Urteil aufgehoben 08.03.2000

 

Verfahrensgang

ArbG Siegen (Urteil vom 16.01.1998; Aktenzeichen 1 Ca 278/97)

 

Tenor

Die Berufung des Beklagten gegen das am16.01.1998 verkündeteUrteil des Arbeitsgerichts Siegen – 1 Ca 278/97 – wird auf seine Kosten zurückgewiesen.

Die Revision wird zugelassen.

 

Tatbestand

Mit der beim Arbeitsgericht D… am 04.02.1997 eingereichten Klage begehrt die Klägerin von dem Beklagten die Vergütung von 3,2 Stunden, die sie als Betriebsratsmitglied für Reisezeiten im Februar 1996 zu einer Betriebsräteversammlung aufgewandt hat.

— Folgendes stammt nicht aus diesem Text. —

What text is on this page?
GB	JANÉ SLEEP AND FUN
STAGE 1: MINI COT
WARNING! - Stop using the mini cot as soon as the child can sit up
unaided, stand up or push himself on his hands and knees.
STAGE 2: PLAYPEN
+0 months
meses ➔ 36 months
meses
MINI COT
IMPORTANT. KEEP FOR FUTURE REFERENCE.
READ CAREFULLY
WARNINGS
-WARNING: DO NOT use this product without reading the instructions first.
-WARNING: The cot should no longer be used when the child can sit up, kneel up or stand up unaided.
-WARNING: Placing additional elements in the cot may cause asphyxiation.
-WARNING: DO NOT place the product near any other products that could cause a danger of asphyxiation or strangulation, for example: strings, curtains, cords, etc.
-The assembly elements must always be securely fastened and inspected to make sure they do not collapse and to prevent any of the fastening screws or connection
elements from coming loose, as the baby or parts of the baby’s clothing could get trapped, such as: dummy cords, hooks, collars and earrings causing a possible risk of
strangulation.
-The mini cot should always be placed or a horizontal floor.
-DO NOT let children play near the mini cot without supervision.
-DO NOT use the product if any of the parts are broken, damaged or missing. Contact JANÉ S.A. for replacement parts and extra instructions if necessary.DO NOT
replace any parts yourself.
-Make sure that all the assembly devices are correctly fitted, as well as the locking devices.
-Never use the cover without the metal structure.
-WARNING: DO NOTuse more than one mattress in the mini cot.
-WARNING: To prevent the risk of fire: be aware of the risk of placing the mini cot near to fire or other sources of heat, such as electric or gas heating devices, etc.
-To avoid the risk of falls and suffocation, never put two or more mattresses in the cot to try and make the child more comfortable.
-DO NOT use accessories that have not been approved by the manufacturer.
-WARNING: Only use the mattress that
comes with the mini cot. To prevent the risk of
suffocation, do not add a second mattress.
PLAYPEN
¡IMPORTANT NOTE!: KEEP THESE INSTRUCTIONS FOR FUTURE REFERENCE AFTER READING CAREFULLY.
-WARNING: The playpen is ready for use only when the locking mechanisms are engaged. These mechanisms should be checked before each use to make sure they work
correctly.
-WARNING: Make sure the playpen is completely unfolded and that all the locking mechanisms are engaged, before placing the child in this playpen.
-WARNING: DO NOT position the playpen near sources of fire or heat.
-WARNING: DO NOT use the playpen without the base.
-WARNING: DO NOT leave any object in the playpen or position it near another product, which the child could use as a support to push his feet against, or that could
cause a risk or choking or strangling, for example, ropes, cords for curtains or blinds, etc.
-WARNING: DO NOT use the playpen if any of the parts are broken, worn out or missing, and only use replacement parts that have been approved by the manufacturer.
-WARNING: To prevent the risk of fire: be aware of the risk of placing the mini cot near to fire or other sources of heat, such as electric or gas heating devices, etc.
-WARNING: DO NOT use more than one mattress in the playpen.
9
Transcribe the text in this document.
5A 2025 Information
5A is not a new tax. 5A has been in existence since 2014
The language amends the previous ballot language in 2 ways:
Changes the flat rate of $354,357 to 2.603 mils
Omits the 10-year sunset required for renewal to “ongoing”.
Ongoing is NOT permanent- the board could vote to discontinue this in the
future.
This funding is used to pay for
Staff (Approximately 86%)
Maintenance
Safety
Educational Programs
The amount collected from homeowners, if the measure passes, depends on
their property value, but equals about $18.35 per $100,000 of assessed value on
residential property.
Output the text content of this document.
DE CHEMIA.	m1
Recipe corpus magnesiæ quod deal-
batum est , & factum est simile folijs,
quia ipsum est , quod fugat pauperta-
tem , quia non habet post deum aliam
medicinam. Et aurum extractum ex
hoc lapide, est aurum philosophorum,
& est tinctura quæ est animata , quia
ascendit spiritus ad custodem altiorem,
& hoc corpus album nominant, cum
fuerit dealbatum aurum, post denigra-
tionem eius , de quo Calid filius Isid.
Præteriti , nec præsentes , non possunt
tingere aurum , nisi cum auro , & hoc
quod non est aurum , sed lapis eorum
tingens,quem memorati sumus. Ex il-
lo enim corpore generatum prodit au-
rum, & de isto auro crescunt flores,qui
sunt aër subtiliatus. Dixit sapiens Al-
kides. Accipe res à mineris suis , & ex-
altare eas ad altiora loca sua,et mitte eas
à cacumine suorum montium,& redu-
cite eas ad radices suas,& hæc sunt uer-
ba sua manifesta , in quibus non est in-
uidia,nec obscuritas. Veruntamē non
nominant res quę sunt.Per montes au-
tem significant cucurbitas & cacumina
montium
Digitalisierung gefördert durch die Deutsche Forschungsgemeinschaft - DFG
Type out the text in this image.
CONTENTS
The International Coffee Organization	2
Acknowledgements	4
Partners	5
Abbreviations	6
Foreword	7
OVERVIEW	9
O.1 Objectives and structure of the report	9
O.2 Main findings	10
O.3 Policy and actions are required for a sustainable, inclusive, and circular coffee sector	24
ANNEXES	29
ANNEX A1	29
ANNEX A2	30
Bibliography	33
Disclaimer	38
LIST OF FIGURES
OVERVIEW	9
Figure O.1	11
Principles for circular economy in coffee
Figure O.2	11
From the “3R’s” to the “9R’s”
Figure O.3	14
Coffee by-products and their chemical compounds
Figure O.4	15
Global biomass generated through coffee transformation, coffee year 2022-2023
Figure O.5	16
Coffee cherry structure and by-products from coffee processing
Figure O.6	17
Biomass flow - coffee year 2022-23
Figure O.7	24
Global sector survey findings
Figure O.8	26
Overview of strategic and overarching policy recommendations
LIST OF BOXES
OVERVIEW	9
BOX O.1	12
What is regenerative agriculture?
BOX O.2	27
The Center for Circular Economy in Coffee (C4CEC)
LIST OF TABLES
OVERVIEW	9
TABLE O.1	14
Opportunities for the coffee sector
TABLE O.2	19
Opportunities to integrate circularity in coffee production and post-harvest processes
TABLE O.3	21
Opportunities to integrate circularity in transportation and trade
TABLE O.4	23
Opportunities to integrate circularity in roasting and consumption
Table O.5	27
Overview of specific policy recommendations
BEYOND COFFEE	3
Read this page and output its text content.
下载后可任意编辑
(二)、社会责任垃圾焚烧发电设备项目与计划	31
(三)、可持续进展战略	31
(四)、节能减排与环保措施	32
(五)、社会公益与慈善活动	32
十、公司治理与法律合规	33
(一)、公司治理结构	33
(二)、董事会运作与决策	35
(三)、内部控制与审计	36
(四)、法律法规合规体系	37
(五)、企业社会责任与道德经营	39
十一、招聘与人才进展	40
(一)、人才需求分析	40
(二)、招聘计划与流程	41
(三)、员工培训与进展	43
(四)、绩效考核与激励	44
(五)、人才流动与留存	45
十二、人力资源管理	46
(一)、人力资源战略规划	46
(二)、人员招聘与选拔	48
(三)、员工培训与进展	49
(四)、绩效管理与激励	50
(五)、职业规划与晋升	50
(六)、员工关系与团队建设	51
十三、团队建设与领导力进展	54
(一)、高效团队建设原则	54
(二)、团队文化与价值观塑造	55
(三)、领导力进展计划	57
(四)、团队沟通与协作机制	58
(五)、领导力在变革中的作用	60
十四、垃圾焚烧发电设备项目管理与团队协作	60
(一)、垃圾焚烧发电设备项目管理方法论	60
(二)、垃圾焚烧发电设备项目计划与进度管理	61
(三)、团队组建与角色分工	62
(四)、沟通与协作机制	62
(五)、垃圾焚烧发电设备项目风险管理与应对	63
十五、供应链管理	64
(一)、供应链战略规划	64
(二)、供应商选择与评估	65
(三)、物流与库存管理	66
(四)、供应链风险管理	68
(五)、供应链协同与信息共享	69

Der beklagte eingetragene Verein mit Sitz in D… betreibt auf dem Gebiete Westliches Westfalen (vgl. die Verbreitungskarte Bl. 98 d. A.) ca. 50 Sozialeinrichtungen, u.a. auch ein Seniorenzentrum in L… Dort ist die Klägerin als Reinigungskraft des Beklagten tätig. Im Februar 1996 betrug ihre wöchentliche Arbeitszeit 28 Stunden (tägliche Arbeitszeit ohne Pause von montags bis freitags von 6.30 Uhr bis 12.18 Uhr). Im Monat verdiente sie dabei 2.234,30 DM brutto. Zu der Zeit (1996) war die Klägerin außerdem stellvertretende Vorsitzende des in dem Seniorenzentrum existierenden dreiköpfigen Betriebsrates (künftig: BR).

Für den 07.02.1996 mit Beginn 10.00 Uhr lud der in dem Unternehmen des Beklagten bestehende Gesamtbetriebsrat zu einer Betriebsräte-Versammlung in G… ein, wobei der Zeitpunkt und der Ort der Versammlung, wie zweitinstanzlich die Klägerin unwidersprochen vorgetragen hat, auf ausdrücklichen Wunsch des Geschäftsführers des Beklagten festgesetzt wurden.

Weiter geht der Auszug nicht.